By Puloma Ghosh
Stepping into Carolyn Evans’ house is like stepping into a gallery.
Every corner of her Natick home is filled with artwork, hers and her husband’s, recent and from years past. It contains her journey as an artist, from sculptor to painter, within its walls. Through a hallway in the back of the house, past a detailed bronze sculpture of a fish skimming the water, the waves rendered with curls of metal reminiscent of wood shavings, is a door leading to her studio.
Beyond is a collection of her large paintings, spanning her most recent decades of work.
“Painted bronze sculptures lead to me painting,” said Evans, explaining the connection between her hallways of bronze sculpture and her studio full of oil paintings. “My dealer in New York, Allen Stone, said, ‘You know, your sculptures are getting painterly, why don’t you paint?’ So I did.”
This transition is displayed in her dining room, with a painted bronze sculpture displayed next to a landscape-like abstract, the two complementing each other and displaying clear similarities that Evans stated she herself was unaware of until months after their creation.
The range of paintings in the studio also shows a movement in style. While her earlier works show clear figurative references, such as “En Garde” with the figure and face of a woman with red hair, and a striped fish alongside her, the painting that lies in progress propped up against the wall shows mellow colors and geometric shapes. Evans herself admits to moving towards abstraction.
“It’s editing,” she said, simply. “I want to make sure that I have edited it down to the essence of what I want it to be. It’s the same in writing or dancing or anything; if you have too many subjects you get bogged down with too much. You really want to pinpoint something. It’s taken a really long time for me to get to that.”
Although her work has been maturing, Evans’ life experiences and New Orleans heritage continues to pervade her work. The bronze fish in the hallway echoes in her paintings year after year. It hovers in the skies in the loose form of a cloud in the sparse landscape of “Conscience of Time,” and is scattered in little white flecks over the foreground of the highly abstracted “Well Schooled.”
Each time, it brings Evans back to defining moments of her childhood on the water with her father. “We used to take these great fishing trips into the Gulf of Mexico, go 10 miles out, and catch hundreds of fish at a time. That was the time my father would pat me on the back and say ‘Atta boy! Great catch!’ He would relate to me there.”
Much of her work relates further to her ties to New Orleans: her family, the landscape, the climate. “Queen of X” is a chaotic, yet colorful reference to “King of Rex” — the king of the extensive “Rex” parade for Mardi Gras — drawing from her conflicted feelings about the racial and ethnic exclusivity of those groups when she was growing up.
Images of houses pop up almost as frequently as fish. Evans comes back, over and over, to the idea of home and what that means. She draws houses as simple outlines — symbols of an open home. Sometimes there’s water rushing through, as the impact of Hurricane Katrina comes out in the work. Other times, one can see a landscape through the walls, as she seeks an openness that her closed-off, air-conditioned home in the humid heat of New Orleans lacked.

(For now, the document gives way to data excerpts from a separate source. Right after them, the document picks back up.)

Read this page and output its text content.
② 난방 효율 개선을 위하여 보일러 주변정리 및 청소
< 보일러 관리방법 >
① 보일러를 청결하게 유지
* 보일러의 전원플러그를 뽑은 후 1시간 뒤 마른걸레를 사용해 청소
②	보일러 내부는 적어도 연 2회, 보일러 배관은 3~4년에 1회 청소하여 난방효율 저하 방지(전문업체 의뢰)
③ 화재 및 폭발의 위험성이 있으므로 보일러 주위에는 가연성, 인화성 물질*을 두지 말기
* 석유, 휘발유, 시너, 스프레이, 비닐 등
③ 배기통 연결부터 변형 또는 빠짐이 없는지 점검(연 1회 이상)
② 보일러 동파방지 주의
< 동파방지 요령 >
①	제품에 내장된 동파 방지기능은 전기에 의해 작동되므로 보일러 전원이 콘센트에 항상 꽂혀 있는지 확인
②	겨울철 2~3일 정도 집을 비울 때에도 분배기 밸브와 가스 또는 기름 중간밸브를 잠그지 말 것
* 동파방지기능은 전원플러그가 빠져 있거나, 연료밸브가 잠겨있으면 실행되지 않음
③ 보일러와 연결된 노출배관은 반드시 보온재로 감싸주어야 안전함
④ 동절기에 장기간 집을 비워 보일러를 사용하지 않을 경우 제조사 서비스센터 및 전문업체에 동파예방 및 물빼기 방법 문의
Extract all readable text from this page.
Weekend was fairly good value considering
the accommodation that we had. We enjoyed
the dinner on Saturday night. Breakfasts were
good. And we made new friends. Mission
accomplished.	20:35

Looking closely at each painting, one can always find a bit of canvas peeking through. Similar to her desire to open the walls and ceilings of the houses she paints, she leaves open spaces in her paintings. Her love of open windows that she longed for growing up comes through and she is unable to suffocate the painting. As she matures, her tendency towards openness increases. “The paintings are getting thinner,” Evans noted. “I like to see the canvas between everything. If you clog up every pore, it can’t breathe.”
Each painting dances with movement and color. No two works are the same, and each has a way of making inanimate objects come alive with personality. They emerge from her layers of colors playing with each other. She paints carefully, not allowing herself to bury the beautiful things that are laid down in her first strokes. She doesn’t allow the past to weigh down her work, but uses it to enhance it while still remaining positive. Even in her paintings about Katrina, she looks forward. “These aren’t paintings about mourning, they’re paintings of rebirth—that out of tragedy comes a solution and hope,” Evans said.
The glass table in her studio is littered with bright tubes of paint, her diverse palette thick with playful colors. Looking at “Parade,” hanging besides a window opening into her backyard, it’s hard to say which is more alive — the foliage on the other side of the glass, or the palm trees swaying in her painting. The vivacity in her work can easily be traced back to Evans’ own energy. It enhances her ability to manipulate colors and shapes to feel like they are breathing the open air between her brush strokes and drawing life from it.